2. The method of claim 1, wherein the method further comprises:

presenting storage function items corresponding to the key content display pictures;

3. The method of claim 1, wherein the method further comprises:

presenting a first shared function item corresponding to the key content presentation graph;

in response to a trigger operation aiming at the first sharing function item, presenting a first sharing interface corresponding to the key content display diagram, and presenting a sharing object for selection in the first sharing interface;

4. The method of claim 1, wherein the method further comprises:

presenting a second sharing function item corresponding to the key content display diagram;

5. The method of claim 1, wherein a key content presentation graph of the video comprises a graphic code corresponding to the video; the method further comprises the following steps:

acquiring a link corresponding to a playing interface of the video;

6. The method of claim 1, wherein said generating and presenting a key content presentation map for characterizing key content of the video based on the key video frames comprises:

acquiring text content associated with the key video frames, wherein the text content is used for describing video content of the corresponding key video frames;

obtaining a display diagram generation template corresponding to the video;

and generating a template based on the display graph, combining the text content with corresponding key video frames, and generating and presenting a key content display graph for representing the key content of the video based on a combination result.

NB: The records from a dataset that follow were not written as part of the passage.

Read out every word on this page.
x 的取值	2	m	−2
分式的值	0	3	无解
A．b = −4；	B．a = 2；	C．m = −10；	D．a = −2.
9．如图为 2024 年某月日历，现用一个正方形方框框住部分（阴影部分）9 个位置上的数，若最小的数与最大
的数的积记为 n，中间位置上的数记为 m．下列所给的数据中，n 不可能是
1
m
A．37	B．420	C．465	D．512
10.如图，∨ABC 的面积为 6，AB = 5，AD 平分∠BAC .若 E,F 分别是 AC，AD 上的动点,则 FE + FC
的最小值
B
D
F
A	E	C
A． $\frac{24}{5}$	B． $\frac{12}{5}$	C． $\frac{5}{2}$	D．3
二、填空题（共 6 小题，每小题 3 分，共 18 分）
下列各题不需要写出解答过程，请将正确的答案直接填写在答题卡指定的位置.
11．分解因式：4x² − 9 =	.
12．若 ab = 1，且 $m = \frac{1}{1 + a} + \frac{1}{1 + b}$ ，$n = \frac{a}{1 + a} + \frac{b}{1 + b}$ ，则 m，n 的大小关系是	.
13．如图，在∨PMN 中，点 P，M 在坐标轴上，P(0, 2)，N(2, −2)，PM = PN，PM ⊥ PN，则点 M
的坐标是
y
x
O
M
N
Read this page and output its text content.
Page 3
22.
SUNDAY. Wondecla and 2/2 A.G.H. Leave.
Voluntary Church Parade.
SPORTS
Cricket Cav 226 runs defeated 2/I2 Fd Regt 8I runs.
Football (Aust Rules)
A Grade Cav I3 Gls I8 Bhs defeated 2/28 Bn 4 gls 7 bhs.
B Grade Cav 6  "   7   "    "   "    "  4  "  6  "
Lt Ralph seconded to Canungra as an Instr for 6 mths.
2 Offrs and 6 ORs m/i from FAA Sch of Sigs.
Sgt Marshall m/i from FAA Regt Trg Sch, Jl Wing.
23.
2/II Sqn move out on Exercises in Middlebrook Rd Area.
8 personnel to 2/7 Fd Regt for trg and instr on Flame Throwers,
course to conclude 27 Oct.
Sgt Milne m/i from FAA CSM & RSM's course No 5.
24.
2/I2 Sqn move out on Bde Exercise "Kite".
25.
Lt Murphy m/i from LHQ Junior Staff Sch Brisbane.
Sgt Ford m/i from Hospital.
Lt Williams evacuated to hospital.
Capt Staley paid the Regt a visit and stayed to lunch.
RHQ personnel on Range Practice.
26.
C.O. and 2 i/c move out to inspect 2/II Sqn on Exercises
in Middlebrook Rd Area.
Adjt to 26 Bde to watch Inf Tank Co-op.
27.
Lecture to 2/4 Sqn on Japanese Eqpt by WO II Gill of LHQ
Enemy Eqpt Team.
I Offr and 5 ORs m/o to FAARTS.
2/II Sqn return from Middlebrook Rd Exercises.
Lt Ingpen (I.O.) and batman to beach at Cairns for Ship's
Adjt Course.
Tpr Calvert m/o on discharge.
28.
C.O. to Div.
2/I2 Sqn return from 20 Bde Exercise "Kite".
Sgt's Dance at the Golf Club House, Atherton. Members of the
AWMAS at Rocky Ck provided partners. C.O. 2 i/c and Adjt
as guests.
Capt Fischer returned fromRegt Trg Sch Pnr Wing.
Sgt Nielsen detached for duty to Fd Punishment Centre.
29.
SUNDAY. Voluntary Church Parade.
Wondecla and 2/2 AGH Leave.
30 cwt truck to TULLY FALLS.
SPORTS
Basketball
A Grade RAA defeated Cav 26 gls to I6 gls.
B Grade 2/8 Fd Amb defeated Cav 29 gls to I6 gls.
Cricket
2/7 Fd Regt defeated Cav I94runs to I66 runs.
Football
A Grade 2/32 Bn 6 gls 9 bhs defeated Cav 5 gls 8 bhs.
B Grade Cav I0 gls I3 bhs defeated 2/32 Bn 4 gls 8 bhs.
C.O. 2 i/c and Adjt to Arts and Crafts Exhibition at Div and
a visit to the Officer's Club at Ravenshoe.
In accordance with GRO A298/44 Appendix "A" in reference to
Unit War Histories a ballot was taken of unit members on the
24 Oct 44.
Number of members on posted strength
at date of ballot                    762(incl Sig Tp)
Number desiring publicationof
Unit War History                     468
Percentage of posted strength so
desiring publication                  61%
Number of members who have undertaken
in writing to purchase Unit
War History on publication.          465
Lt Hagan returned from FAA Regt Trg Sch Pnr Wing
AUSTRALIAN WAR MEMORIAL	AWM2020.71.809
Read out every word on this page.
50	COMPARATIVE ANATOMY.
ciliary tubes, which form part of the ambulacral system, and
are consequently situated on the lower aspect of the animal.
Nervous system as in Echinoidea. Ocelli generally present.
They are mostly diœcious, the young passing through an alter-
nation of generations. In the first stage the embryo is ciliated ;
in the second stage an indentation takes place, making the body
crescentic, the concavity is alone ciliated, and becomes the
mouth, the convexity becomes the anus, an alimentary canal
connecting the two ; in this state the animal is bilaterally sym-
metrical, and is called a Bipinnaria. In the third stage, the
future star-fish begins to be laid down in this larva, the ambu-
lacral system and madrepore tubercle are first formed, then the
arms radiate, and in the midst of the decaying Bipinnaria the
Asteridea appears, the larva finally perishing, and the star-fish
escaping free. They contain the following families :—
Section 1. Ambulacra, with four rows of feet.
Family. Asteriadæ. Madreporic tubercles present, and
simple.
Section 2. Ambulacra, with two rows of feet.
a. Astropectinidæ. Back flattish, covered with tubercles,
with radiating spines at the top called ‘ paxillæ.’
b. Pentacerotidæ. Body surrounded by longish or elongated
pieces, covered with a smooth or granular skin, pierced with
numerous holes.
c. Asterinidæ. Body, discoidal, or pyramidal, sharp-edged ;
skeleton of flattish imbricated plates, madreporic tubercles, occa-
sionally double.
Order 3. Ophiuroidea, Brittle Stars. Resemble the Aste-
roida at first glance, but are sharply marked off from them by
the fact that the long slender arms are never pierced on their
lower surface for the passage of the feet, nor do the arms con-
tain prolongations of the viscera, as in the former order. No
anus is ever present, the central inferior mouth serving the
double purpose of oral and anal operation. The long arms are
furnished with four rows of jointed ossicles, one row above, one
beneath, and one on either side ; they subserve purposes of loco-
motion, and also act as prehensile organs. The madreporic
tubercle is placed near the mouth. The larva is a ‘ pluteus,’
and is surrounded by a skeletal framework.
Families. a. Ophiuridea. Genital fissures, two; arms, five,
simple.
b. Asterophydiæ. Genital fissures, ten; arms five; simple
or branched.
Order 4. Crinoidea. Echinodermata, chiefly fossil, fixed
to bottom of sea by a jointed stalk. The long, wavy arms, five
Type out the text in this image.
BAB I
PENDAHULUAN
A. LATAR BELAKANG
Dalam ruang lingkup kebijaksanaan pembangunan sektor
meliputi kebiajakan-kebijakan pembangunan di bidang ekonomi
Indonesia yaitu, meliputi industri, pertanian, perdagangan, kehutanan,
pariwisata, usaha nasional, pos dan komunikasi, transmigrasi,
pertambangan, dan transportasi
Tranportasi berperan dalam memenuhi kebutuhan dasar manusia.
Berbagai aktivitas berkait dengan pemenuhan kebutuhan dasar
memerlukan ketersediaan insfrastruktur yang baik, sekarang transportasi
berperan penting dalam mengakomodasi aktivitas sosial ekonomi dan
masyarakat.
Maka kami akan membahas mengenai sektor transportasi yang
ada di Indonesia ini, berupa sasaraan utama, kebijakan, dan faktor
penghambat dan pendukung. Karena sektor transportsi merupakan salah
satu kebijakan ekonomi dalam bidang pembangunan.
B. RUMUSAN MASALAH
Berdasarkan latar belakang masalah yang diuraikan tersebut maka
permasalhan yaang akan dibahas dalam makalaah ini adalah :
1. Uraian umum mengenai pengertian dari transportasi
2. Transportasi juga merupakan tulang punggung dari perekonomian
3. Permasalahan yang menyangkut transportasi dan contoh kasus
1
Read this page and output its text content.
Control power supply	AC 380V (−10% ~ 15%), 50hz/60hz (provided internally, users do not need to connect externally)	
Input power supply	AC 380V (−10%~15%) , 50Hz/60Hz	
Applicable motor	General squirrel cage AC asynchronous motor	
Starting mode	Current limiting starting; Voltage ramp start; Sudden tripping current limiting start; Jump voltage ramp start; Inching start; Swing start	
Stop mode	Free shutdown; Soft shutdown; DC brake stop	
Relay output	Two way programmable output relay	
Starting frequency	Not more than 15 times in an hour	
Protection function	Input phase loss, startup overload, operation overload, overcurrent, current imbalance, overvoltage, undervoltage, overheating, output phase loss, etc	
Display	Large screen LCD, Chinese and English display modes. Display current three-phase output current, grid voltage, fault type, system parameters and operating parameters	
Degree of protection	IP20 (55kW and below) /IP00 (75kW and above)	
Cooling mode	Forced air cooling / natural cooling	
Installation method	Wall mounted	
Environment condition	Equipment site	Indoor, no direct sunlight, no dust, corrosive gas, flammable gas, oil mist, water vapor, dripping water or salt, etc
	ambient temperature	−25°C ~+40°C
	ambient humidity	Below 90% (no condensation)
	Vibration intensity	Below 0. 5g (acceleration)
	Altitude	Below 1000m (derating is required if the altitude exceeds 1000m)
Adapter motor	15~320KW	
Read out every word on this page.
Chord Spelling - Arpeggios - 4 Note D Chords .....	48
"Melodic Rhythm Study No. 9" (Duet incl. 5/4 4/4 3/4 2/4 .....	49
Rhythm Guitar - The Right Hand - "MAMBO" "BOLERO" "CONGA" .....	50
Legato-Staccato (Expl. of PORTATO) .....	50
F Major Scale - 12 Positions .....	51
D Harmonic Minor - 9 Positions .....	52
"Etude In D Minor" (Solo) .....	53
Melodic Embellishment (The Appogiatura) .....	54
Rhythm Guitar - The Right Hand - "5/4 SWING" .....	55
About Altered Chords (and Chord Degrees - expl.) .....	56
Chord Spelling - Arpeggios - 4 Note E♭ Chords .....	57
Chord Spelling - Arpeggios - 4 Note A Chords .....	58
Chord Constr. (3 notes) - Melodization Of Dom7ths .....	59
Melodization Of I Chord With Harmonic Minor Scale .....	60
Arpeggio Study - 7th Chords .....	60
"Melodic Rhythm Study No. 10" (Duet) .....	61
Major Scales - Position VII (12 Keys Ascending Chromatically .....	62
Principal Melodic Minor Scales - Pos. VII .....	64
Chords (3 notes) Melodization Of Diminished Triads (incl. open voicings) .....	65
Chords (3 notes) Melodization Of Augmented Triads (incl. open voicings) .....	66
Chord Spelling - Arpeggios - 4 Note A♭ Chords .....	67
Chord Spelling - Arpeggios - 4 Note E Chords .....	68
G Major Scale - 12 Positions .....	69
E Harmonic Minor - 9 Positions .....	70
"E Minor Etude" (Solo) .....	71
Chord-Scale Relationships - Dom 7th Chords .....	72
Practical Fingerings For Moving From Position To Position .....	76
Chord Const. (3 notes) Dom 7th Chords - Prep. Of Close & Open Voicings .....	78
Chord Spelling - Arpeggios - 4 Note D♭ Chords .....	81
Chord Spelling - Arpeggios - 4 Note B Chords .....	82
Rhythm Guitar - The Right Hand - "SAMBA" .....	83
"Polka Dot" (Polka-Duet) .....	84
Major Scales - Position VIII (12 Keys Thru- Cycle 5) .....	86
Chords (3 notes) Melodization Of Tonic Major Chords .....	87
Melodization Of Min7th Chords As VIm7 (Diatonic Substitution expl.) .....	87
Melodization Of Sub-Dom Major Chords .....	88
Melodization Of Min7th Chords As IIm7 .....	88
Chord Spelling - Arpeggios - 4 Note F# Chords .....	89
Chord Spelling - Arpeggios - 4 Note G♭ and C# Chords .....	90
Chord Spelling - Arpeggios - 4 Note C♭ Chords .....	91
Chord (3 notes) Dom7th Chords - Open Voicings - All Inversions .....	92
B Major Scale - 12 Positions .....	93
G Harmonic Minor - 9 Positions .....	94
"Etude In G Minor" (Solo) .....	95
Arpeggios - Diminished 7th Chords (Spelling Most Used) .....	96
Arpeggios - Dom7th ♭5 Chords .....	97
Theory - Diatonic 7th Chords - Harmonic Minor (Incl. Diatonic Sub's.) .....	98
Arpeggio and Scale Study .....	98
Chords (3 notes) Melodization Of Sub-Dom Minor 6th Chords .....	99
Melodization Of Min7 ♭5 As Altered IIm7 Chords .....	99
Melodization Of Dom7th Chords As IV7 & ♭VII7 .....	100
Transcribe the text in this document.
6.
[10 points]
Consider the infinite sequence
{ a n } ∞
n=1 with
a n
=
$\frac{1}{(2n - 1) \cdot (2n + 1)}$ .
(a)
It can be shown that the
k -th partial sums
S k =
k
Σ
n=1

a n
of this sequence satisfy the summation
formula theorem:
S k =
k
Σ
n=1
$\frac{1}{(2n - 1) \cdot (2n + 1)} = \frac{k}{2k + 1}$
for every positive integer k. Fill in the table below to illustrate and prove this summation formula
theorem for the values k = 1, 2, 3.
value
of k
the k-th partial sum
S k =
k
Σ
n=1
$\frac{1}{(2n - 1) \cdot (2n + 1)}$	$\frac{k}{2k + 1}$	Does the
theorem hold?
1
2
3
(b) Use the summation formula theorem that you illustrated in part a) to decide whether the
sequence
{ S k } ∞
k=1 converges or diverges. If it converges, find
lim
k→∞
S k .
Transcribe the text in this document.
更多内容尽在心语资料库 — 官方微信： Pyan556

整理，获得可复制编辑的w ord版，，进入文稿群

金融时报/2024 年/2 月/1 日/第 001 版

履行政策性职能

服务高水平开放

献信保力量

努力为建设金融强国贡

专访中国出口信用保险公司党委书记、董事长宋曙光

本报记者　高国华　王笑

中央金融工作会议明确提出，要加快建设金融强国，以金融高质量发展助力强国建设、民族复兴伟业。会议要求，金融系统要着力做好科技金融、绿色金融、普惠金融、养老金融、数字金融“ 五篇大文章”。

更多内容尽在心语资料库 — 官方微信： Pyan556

7. The method of claim 1, wherein the method further comprises:

receiving and presenting a key content display diagram of a shared target video, wherein the key content display diagram of the target video comprises a graphic code corresponding to the target video;

8. An information processing apparatus for video, the apparatus comprising:

the generating module is used for responding to the triggering operation aiming at the generating function item, determining a video highlight grade corresponding to the historical playing speed of each playing time point in the video, and determining a first score corresponding to a video frame of the corresponding playing time point based on the video highlight grade;

determining key video frames from video clips of corresponding key people based on scores corresponding to the video frames of each playing time point, and generating and presenting a key content display graph for representing key content of the video based on the key video frames;

9. An electronic device, characterized in that the electronic device comprises:

a memory for storing executable instructions;

a processor for implementing the information processing method of video according to any one of claims 1 to 7 when executing the executable instructions stored in the memory.

10. A computer-readable storage medium storing executable instructions for implementing an information processing method of a video according to any one of claims 1 to 7 when executed.